Mon livre « Il faut qu’on en parle : prélèvement, transplantation, don et trafic d’organes en RDC » poursuit la même visée : rappeler que la vie est sacrée, que la solidarité humaine est une énergie constructive, et que face aux dérives, nous avons le devoir d’agir.
L’eau est un miroir de la vie : elle peut être source de santé ou vecteur de désordre. De même, la gestion des organes humains doit rester un acte de dignité et de fraternité, jamais un objet de commerce.
Merci beaucoup pour cette belle recherche contributive, une motivation importante et sincères félicitations!

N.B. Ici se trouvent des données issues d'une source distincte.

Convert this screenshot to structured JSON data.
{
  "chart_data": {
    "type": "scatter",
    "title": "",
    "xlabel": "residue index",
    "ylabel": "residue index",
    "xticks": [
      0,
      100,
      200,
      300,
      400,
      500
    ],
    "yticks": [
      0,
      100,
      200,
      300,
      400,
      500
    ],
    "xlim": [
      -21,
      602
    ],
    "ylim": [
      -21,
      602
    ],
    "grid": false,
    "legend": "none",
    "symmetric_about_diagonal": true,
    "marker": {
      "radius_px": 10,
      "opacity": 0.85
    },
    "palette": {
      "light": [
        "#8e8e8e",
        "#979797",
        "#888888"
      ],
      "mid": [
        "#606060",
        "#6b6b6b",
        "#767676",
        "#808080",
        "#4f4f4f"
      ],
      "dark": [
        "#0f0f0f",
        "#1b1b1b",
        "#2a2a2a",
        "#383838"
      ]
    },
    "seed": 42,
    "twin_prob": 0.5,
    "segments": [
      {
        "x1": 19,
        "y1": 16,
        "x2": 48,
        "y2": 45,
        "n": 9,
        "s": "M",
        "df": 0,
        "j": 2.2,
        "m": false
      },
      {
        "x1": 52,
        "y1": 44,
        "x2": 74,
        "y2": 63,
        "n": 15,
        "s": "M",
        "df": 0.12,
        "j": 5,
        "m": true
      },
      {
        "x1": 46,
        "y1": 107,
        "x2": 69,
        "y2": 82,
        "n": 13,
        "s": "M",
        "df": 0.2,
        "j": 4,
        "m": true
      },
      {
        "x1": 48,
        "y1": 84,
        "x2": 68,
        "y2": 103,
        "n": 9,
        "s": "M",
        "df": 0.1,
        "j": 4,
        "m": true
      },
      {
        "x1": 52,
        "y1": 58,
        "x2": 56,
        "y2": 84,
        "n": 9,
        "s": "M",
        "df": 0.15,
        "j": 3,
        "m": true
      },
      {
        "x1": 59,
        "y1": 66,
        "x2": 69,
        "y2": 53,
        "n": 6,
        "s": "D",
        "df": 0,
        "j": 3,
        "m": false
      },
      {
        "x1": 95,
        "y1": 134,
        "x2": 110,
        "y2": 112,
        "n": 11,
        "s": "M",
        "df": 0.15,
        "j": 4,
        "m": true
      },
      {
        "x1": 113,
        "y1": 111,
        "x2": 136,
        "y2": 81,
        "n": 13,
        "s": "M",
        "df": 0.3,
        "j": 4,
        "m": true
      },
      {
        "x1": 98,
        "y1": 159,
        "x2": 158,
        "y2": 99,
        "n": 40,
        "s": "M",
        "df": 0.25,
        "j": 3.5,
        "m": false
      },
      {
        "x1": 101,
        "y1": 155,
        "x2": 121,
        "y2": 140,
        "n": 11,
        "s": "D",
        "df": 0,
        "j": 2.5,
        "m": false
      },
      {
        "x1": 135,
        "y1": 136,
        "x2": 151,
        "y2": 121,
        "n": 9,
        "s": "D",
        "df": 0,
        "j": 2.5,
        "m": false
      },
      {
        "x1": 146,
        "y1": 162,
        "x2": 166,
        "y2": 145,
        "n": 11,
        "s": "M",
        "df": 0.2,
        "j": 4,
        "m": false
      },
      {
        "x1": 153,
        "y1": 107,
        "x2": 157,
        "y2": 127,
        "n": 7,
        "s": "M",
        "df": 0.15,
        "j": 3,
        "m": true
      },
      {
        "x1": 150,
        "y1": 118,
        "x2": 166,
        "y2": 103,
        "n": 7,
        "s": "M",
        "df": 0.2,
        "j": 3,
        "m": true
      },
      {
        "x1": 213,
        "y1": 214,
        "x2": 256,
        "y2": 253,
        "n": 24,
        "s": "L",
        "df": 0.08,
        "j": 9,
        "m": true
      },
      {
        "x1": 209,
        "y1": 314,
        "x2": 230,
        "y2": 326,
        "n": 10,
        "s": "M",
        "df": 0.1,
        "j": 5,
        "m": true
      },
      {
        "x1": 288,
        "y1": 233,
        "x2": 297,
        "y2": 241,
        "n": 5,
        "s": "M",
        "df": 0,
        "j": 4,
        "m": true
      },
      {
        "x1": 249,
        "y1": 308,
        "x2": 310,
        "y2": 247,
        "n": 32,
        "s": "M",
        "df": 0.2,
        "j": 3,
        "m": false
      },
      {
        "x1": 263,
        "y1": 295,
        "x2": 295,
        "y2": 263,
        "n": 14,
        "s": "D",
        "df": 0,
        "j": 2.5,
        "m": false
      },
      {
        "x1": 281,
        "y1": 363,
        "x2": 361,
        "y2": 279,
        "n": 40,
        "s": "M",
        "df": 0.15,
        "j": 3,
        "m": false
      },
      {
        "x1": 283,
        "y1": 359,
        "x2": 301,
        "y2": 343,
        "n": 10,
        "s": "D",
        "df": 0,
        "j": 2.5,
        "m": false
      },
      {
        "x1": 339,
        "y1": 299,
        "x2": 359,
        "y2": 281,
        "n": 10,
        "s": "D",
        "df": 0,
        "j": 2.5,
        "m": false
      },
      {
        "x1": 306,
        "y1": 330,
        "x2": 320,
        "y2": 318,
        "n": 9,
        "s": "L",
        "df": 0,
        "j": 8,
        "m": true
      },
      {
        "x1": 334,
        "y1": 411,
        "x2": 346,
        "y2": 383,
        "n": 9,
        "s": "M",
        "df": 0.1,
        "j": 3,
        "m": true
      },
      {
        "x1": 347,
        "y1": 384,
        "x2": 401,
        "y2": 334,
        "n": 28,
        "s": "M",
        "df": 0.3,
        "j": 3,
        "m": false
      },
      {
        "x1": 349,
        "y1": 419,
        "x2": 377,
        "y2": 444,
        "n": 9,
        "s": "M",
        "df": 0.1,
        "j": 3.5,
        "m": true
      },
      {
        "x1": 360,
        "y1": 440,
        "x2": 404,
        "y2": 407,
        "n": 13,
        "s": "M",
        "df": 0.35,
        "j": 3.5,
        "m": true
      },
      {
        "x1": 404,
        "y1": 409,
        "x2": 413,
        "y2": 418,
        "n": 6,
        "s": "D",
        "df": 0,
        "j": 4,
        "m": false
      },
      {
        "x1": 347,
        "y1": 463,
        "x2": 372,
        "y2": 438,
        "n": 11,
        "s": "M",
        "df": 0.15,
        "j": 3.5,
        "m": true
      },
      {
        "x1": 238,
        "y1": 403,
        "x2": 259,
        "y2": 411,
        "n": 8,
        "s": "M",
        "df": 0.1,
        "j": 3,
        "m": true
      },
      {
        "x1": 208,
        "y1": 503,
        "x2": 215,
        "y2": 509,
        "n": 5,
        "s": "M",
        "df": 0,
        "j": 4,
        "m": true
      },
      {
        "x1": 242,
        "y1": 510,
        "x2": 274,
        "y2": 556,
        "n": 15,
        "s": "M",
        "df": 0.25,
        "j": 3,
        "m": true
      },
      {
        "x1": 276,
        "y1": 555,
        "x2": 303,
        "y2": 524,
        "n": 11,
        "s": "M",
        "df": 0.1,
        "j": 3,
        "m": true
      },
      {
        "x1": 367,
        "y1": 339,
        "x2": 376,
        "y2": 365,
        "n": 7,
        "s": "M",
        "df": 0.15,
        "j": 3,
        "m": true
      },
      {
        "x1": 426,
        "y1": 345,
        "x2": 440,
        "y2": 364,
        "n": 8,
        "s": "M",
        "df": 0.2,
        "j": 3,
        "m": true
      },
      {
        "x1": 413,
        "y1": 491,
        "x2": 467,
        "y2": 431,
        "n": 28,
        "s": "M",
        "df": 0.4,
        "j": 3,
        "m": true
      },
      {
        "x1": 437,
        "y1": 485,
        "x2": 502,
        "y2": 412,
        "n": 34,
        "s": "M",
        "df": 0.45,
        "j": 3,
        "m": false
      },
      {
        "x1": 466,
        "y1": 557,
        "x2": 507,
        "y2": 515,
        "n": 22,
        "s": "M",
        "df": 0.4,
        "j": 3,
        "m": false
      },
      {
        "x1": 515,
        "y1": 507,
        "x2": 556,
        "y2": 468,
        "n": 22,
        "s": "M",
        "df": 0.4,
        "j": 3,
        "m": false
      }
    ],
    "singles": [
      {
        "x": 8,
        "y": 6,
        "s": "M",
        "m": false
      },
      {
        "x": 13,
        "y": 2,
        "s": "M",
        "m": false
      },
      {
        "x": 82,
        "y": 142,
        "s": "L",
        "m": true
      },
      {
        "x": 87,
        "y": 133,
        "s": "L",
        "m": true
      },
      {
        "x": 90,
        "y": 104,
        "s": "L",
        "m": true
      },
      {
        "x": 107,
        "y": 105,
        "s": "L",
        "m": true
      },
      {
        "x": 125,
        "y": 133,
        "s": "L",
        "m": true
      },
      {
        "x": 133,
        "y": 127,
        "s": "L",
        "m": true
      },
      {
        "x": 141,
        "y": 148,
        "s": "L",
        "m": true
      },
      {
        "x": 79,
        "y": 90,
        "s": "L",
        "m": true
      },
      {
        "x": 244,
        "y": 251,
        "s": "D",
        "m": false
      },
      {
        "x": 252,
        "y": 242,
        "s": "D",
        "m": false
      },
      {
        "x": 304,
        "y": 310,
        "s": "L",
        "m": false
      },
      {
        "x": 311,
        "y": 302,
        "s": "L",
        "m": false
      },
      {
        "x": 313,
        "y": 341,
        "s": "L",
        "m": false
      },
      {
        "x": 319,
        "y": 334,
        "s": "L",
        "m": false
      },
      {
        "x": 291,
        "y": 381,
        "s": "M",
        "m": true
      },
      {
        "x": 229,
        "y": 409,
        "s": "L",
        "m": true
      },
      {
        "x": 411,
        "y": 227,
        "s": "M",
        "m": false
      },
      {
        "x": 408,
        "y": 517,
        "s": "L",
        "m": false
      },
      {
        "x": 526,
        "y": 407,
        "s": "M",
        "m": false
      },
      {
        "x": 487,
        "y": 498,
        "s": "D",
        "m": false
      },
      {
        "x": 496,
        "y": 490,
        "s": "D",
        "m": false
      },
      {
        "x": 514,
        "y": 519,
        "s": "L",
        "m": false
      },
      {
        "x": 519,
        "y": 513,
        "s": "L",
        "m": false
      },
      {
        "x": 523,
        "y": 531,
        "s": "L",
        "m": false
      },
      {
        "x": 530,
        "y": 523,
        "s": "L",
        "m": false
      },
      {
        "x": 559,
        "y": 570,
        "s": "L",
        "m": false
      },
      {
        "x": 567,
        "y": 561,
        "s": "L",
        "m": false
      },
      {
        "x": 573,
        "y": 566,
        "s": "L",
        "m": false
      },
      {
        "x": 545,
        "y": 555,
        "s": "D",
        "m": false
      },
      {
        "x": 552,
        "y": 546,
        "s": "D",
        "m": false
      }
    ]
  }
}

Merci Trésor pour ce magnifique commentaire. nous sommes en phase finale avec notre prototype à 2 doigts d’être finalisé et de commencer la batterie de test
Je viens de relire cet article. C’est un texte d’analyse « synthétique » dans la mesure où l’eau peut remplir des dizaines d’ouvrages et a fait l’objet de nombreuses conférences et débats. Il est construit pour couvrir et relier des plans d’observation situés sur différents ordres de grandeurs : du niveau électronique invisible au simple fait de se faire du bien en buvant de l’eau. Mais pas ‘importe qu’elle eau bien sûr, de l’eau dynamisée selon la technologie de Marcel Violet.
Il ne prétend ni être parfait ni exhaustif bien sur mais probablement l’un des plus complets articles concernant l’eau dynamisée Violet.